Holding time limit: The project teams can require that each address eligible for an airdrop must hold its tokens for a certain period of time. This prevents users from rapidly buying and selling tokens.

Other supporting references:

Social media activities: registration time, frequency of posting, quality of posting (likes and retweets), fans, followers, avatar, profile, etc.

IP address: the number of wallet addresses of the same IP/device and the frequency of changing the IP of a wallet address, etc.

What should we pay attention to when participating in an airdrop?

Beosin has also noticed users' enthusiasm for airdrops. As a security company, we need to share security suggestions as follows.

1. Obtain information from the official website: Before participating in an airdrop, you should go to the project's official website and social media pages to check relevant information, including the specific details and rules of the airdrop, the contract address of the token, etc.
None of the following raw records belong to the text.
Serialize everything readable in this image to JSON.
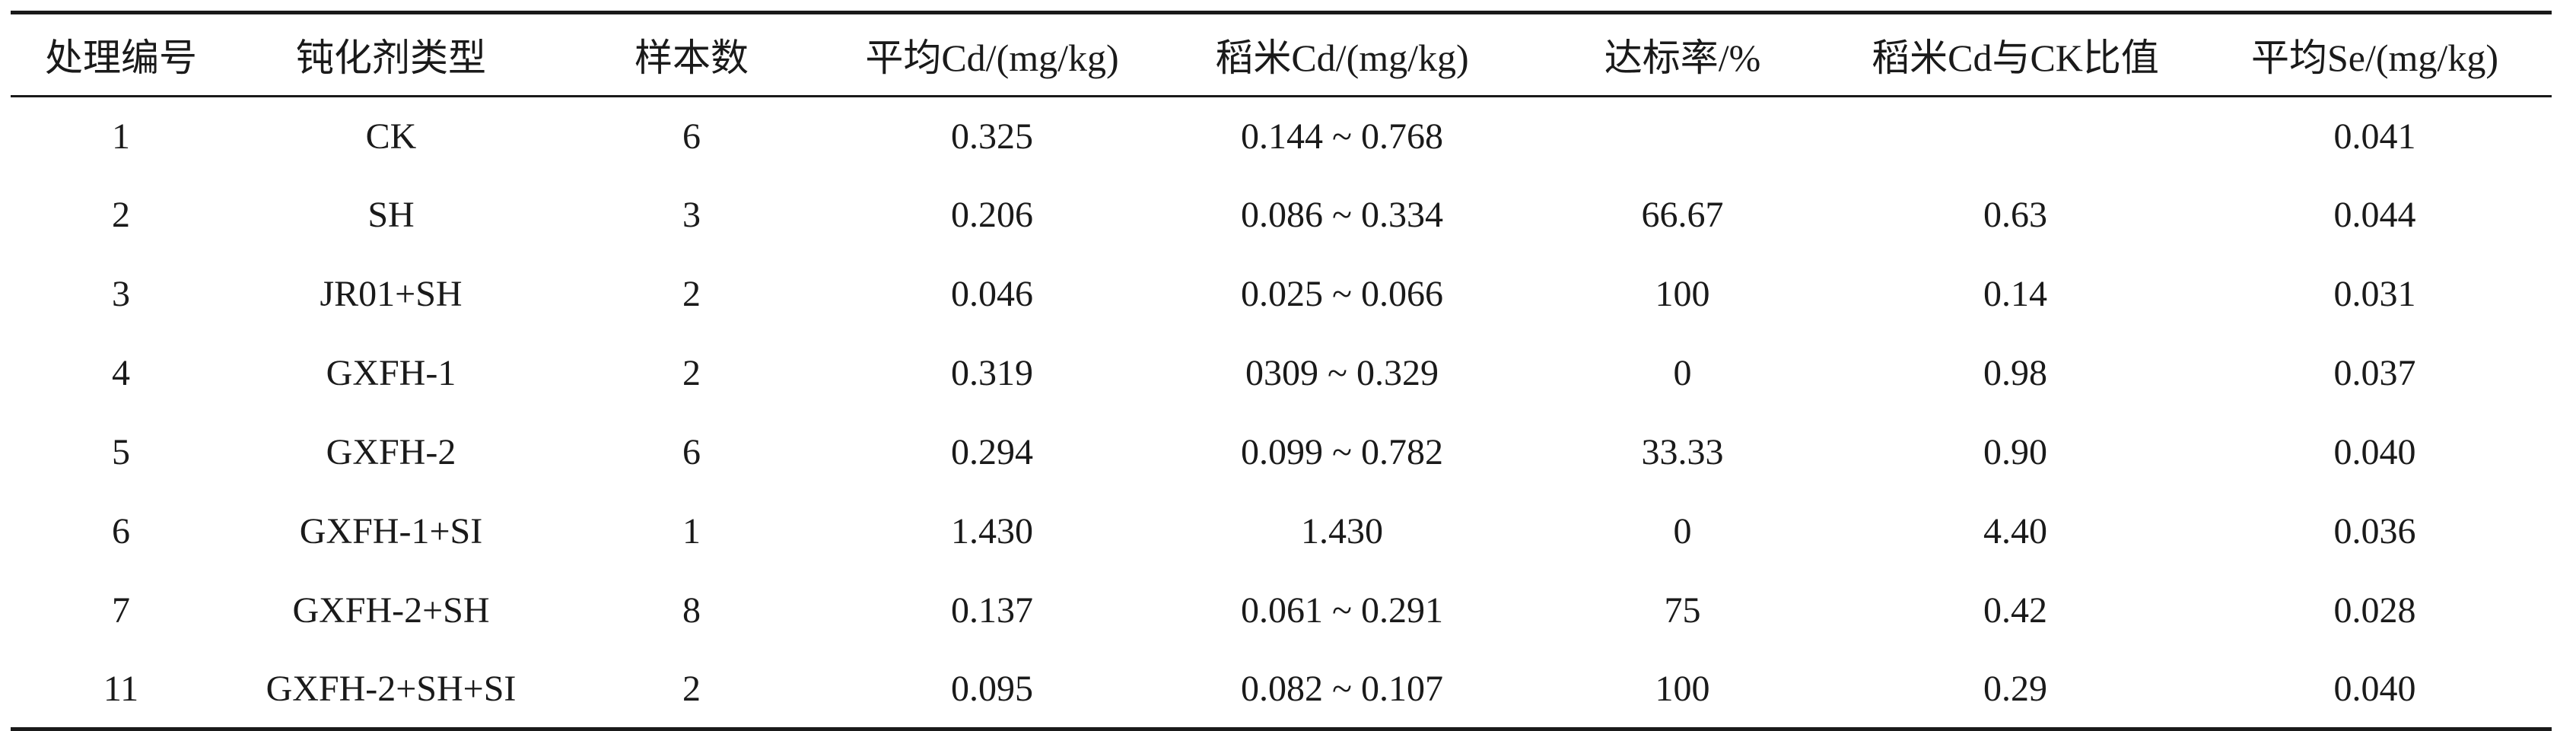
{
  "table": {
    "headers": [
      "处理编号",
      "钝化剂类型",
      "样本数",
      "平均Cd/(mg/kg)",
      "稻米Cd/(mg/kg)",
      "达标率/%",
      "稻米Cd与CK比值",
      "平均Se/(mg/kg)"
    ],
    "rows": [
      [
        "1",
        "CK",
        "6",
        "0.325",
        "0.144 ~ 0.768",
        "",
        "",
        "0.041"
      ],
      [
        "2",
        "SH",
        "3",
        "0.206",
        "0.086 ~ 0.334",
        "66.67",
        "0.63",
        "0.044"
      ],
      [
        "3",
        "JR01+SH",
        "2",
        "0.046",
        "0.025 ~ 0.066",
        "100",
        "0.14",
        "0.031"
      ],
      [
        "4",
        "GXFH-1",
        "2",
        "0.319",
        "0309 ~ 0.329",
        "0",
        "0.98",
        "0.037"
      ],
      [
        "5",
        "GXFH-2",
        "6",
        "0.294",
        "0.099 ~ 0.782",
        "33.33",
        "0.90",
        "0.040"
      ],
      [
        "6",
        "GXFH-1+SI",
        "1",
        "1.430",
        "1.430",
        "0",
        "4.40",
        "0.036"
      ],
      [
        "7",
        "GXFH-2+SH",
        "8",
        "0.137",
        "0.061 ~ 0.291",
        "75",
        "0.42",
        "0.028"
      ],
      [
        "11",
        "GXFH-2+SH+SI",
        "2",
        "0.095",
        "0.082 ~ 0.107",
        "100",
        "0.29",
        "0.040"
      ]
    ]
  }
}
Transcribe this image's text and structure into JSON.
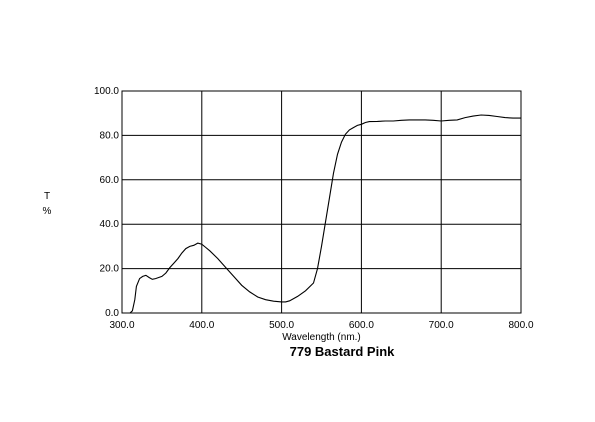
{
  "chart_data": {
    "type": "line",
    "title": "779 Bastard Pink",
    "xlabel": "Wavelength (nm.)",
    "ylabel_top": "T",
    "ylabel_bottom": "%",
    "xlim": [
      300,
      800
    ],
    "ylim": [
      0,
      100
    ],
    "xticks": [
      "300.0",
      "400.0",
      "500.0",
      "600.0",
      "700.0",
      "800.0"
    ],
    "yticks": [
      "0.0",
      "20.0",
      "40.0",
      "60.0",
      "80.0",
      "100.0"
    ],
    "grid": true,
    "series": [
      {
        "color": "#000000",
        "x": [
          300,
          310,
          313,
          316,
          318,
          322,
          326,
          330,
          334,
          338,
          342,
          346,
          350,
          355,
          360,
          365,
          370,
          375,
          380,
          385,
          390,
          395,
          400,
          405,
          410,
          420,
          430,
          440,
          450,
          460,
          470,
          480,
          490,
          500,
          505,
          510,
          515,
          520,
          530,
          540,
          545,
          550,
          555,
          560,
          565,
          570,
          575,
          580,
          585,
          590,
          595,
          600,
          605,
          610,
          620,
          630,
          640,
          650,
          660,
          670,
          680,
          690,
          700,
          710,
          720,
          730,
          740,
          750,
          760,
          770,
          780,
          790,
          800
        ],
        "y": [
          0.0,
          0.0,
          1.0,
          6.0,
          12.0,
          15.5,
          16.5,
          17.0,
          16.0,
          15.2,
          15.5,
          16.0,
          16.5,
          18.0,
          20.5,
          22.5,
          24.5,
          27.0,
          29.0,
          30.0,
          30.5,
          31.5,
          31.0,
          29.5,
          28.0,
          24.5,
          20.5,
          16.5,
          12.5,
          9.5,
          7.2,
          6.0,
          5.3,
          5.0,
          5.0,
          5.5,
          6.5,
          7.5,
          10.0,
          13.5,
          20.0,
          30.0,
          41.0,
          52.0,
          63.0,
          71.5,
          77.0,
          80.5,
          82.5,
          83.5,
          84.5,
          85.0,
          85.8,
          86.2,
          86.3,
          86.5,
          86.5,
          86.8,
          87.0,
          87.0,
          87.0,
          86.8,
          86.5,
          86.8,
          87.0,
          88.0,
          88.7,
          89.2,
          89.0,
          88.5,
          88.0,
          87.8,
          87.8
        ]
      }
    ]
  }
}
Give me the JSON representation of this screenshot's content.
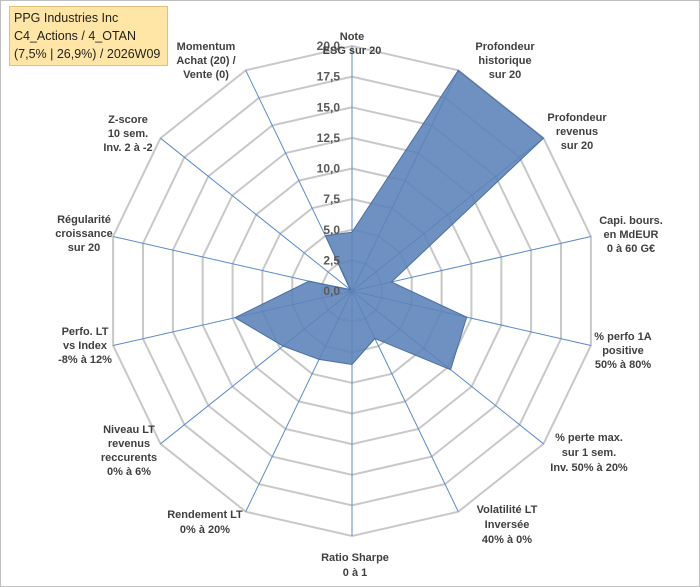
{
  "title_box": {
    "line1": "PPG Industries Inc",
    "line2": "C4_Actions / 4_OTAN",
    "line3": "(7,5% | 26,9%) / 2026W09"
  },
  "chart_data": {
    "type": "radar",
    "rlim": [
      0,
      20
    ],
    "tick_labels": [
      "0,0",
      "2,5",
      "5,0",
      "7,5",
      "10,0",
      "12,5",
      "15,0",
      "17,5",
      "20,0"
    ],
    "axes": [
      [
        "Note",
        "ESG sur 20"
      ],
      [
        "Profondeur",
        "historique",
        "sur 20"
      ],
      [
        "Profondeur",
        "revenus",
        "sur 20"
      ],
      [
        "Capi. bours.",
        "en MdEUR",
        "0 à 60 G€"
      ],
      [
        "% perfo 1A",
        "positive",
        "50% à 80%"
      ],
      [
        "% perte max.",
        "sur 1 sem.",
        "Inv. 50% à 20%"
      ],
      [
        "Volatilité LT",
        "Inversée",
        "40% à 0%"
      ],
      [
        "Ratio Sharpe",
        "0 à 1"
      ],
      [
        "Rendement LT",
        "0% à 20%"
      ],
      [
        "Niveau LT",
        "revenus",
        "reccurents",
        "0% à 6%"
      ],
      [
        "Perfo. LT",
        "vs Index",
        "-8% à 12%"
      ],
      [
        "Régularité",
        "croissance",
        "sur 20"
      ],
      [
        "Z-score",
        "10 sem.",
        "Inv. 2 à -2"
      ],
      [
        "Momentum",
        "Achat (20) /",
        "Vente (0)"
      ]
    ],
    "values": [
      4.8,
      20.0,
      20.0,
      3.3,
      9.6,
      10.3,
      4.3,
      6.0,
      6.2,
      7.2,
      9.8,
      3.6,
      0.2,
      5.0
    ],
    "colors": {
      "fill": "#5b82b8",
      "stroke": "#4a6fa0",
      "grid": "#c8c8c8",
      "spoke": "#5b8ac9"
    },
    "grid": true,
    "legend": "none"
  }
}
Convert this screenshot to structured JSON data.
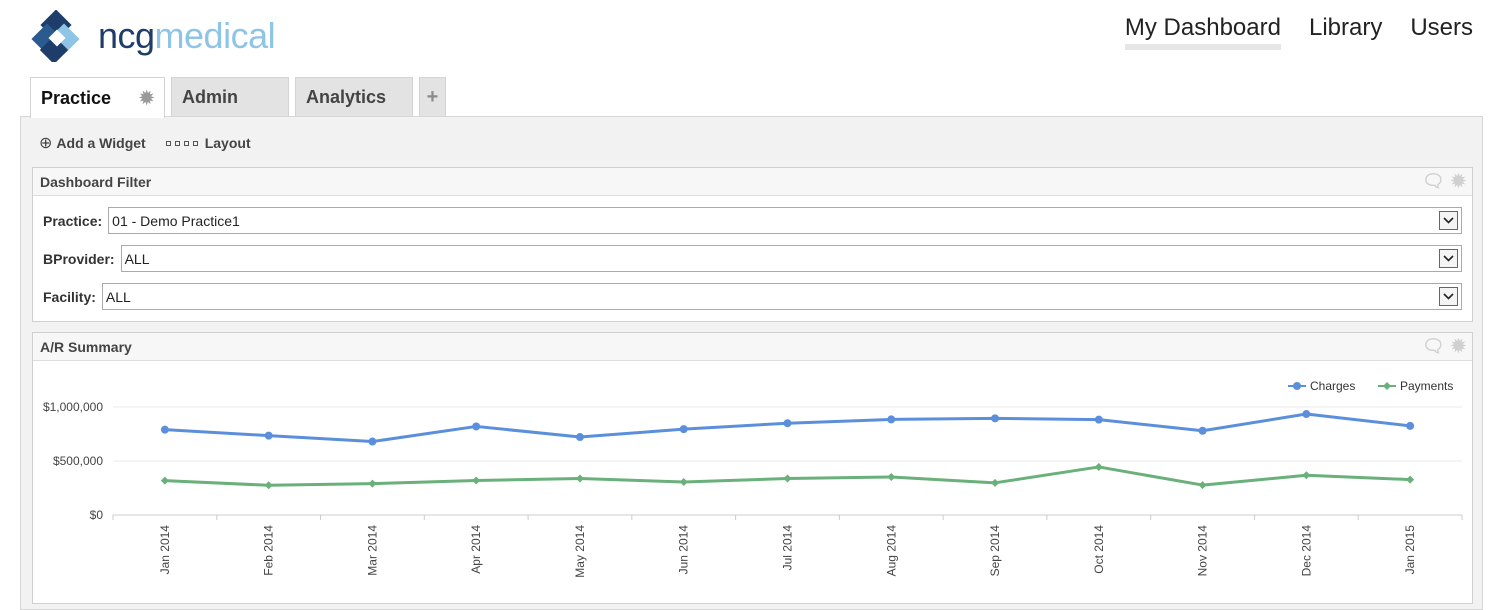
{
  "brand": {
    "part1": "ncg",
    "part2": "medical"
  },
  "topnav": [
    {
      "label": "My Dashboard"
    },
    {
      "label": "Library"
    },
    {
      "label": "Users"
    }
  ],
  "tabs": [
    {
      "label": "Practice"
    },
    {
      "label": "Admin"
    },
    {
      "label": "Analytics"
    },
    {
      "label": "+"
    }
  ],
  "toolbar": {
    "add_widget": "Add a Widget",
    "layout": "Layout"
  },
  "filter": {
    "title": "Dashboard Filter",
    "practice_label": "Practice:",
    "practice_value": "01 - Demo Practice1",
    "bprovider_label": "BProvider:",
    "bprovider_value": "ALL",
    "facility_label": "Facility:",
    "facility_value": "ALL"
  },
  "ar_summary": {
    "title": "A/R Summary"
  },
  "colors": {
    "charges": "#5b8fdc",
    "payments": "#6ab07a",
    "brand_dark": "#1f3d6a",
    "brand_light": "#8ec5e6"
  },
  "chart_data": {
    "type": "line",
    "title": "A/R Summary",
    "categories": [
      "Jan 2014",
      "Feb 2014",
      "Mar 2014",
      "Apr 2014",
      "May 2014",
      "Jun 2014",
      "Jul 2014",
      "Aug 2014",
      "Sep 2014",
      "Oct 2014",
      "Nov 2014",
      "Dec 2014",
      "Jan 2015"
    ],
    "series": [
      {
        "name": "Charges",
        "values": [
          790000,
          735000,
          680000,
          820000,
          722000,
          795000,
          850000,
          885000,
          895000,
          883000,
          780000,
          935000,
          825000
        ]
      },
      {
        "name": "Payments",
        "values": [
          318000,
          275000,
          290000,
          320000,
          338000,
          305000,
          338000,
          352000,
          298000,
          445000,
          277000,
          368000,
          328000
        ]
      }
    ],
    "yticks": [
      "$0",
      "$500,000",
      "$1,000,000"
    ],
    "ylim": [
      0,
      1000000
    ],
    "grid": true,
    "legend": "top-right"
  }
}
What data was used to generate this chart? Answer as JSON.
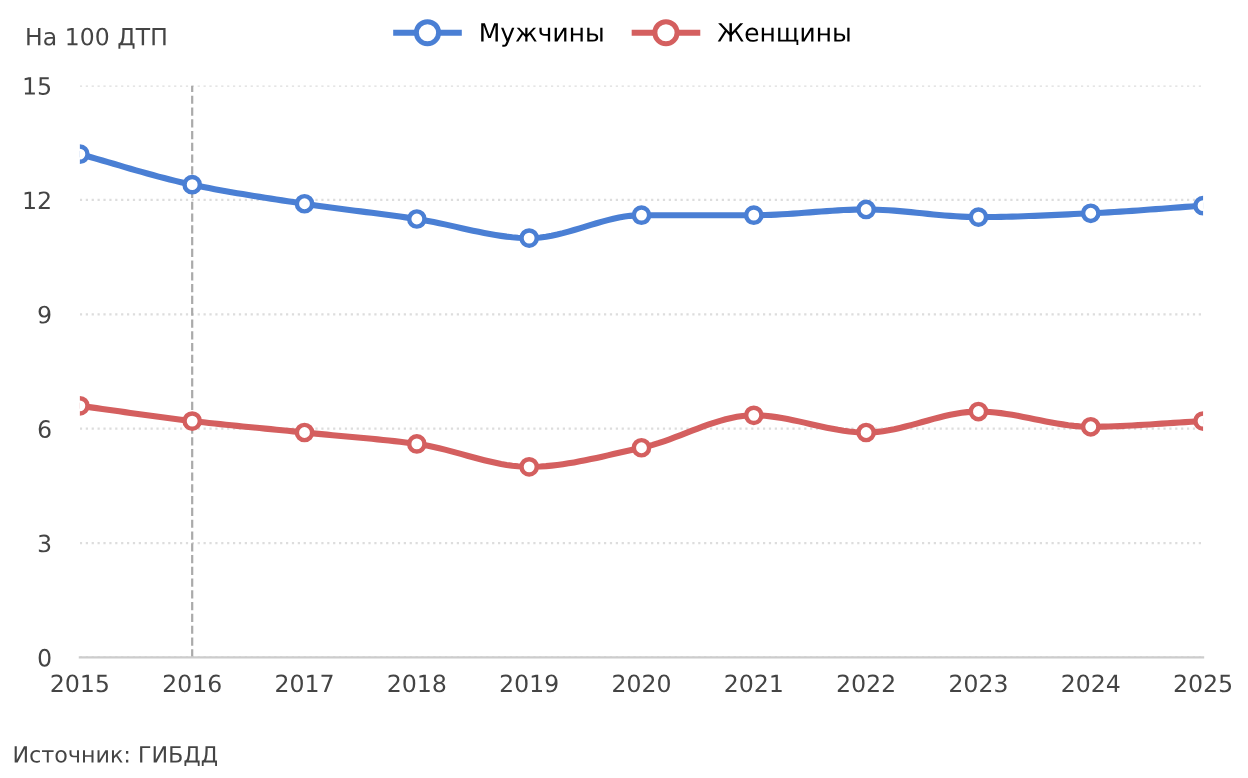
{
  "chart_data": {
    "type": "line",
    "ylabel": "На 100 ДТП",
    "x": [
      2015,
      2016,
      2017,
      2018,
      2019,
      2020,
      2021,
      2022,
      2023,
      2024,
      2025
    ],
    "series": [
      {
        "name": "Мужчины",
        "color": "#4a7fd4",
        "values": [
          13.2,
          12.4,
          11.9,
          11.5,
          11.0,
          11.6,
          11.6,
          11.75,
          11.55,
          11.65,
          11.85
        ]
      },
      {
        "name": "Женщины",
        "color": "#d45f5f",
        "values": [
          6.6,
          6.2,
          5.9,
          5.6,
          5.0,
          5.5,
          6.35,
          5.9,
          6.45,
          6.05,
          6.2
        ]
      }
    ],
    "xlim": [
      2015,
      2025
    ],
    "xticks": [
      2015,
      2016,
      2017,
      2018,
      2019,
      2020,
      2021,
      2022,
      2023,
      2024,
      2025
    ],
    "ylim": [
      0,
      15
    ],
    "yticks": [
      0,
      3,
      6,
      9,
      12,
      15
    ],
    "ref_lines": [
      {
        "axis": "x",
        "value": 2016,
        "color": "#aaaaaa",
        "line_style": "dashed"
      }
    ],
    "grid": "y",
    "legend": "top",
    "marker": "circle",
    "line_style": "solid",
    "annotations": [
      "Источник: ГИБДД"
    ]
  }
}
2. Do not easily disclose personal information and wallet addresses: Some projects may require participants to provide personal information and wallet addresses, but you should be careful about your wallet privacy and security, and not disclose your sensitive information to unknown websites and projects.

3 Pay attention to risk warnings and precautions: Before participating in an airdrop, you must carefully read the risk warnings and precautions issued by the project to understand the relevant risks and precautions and understand your risk tolerance.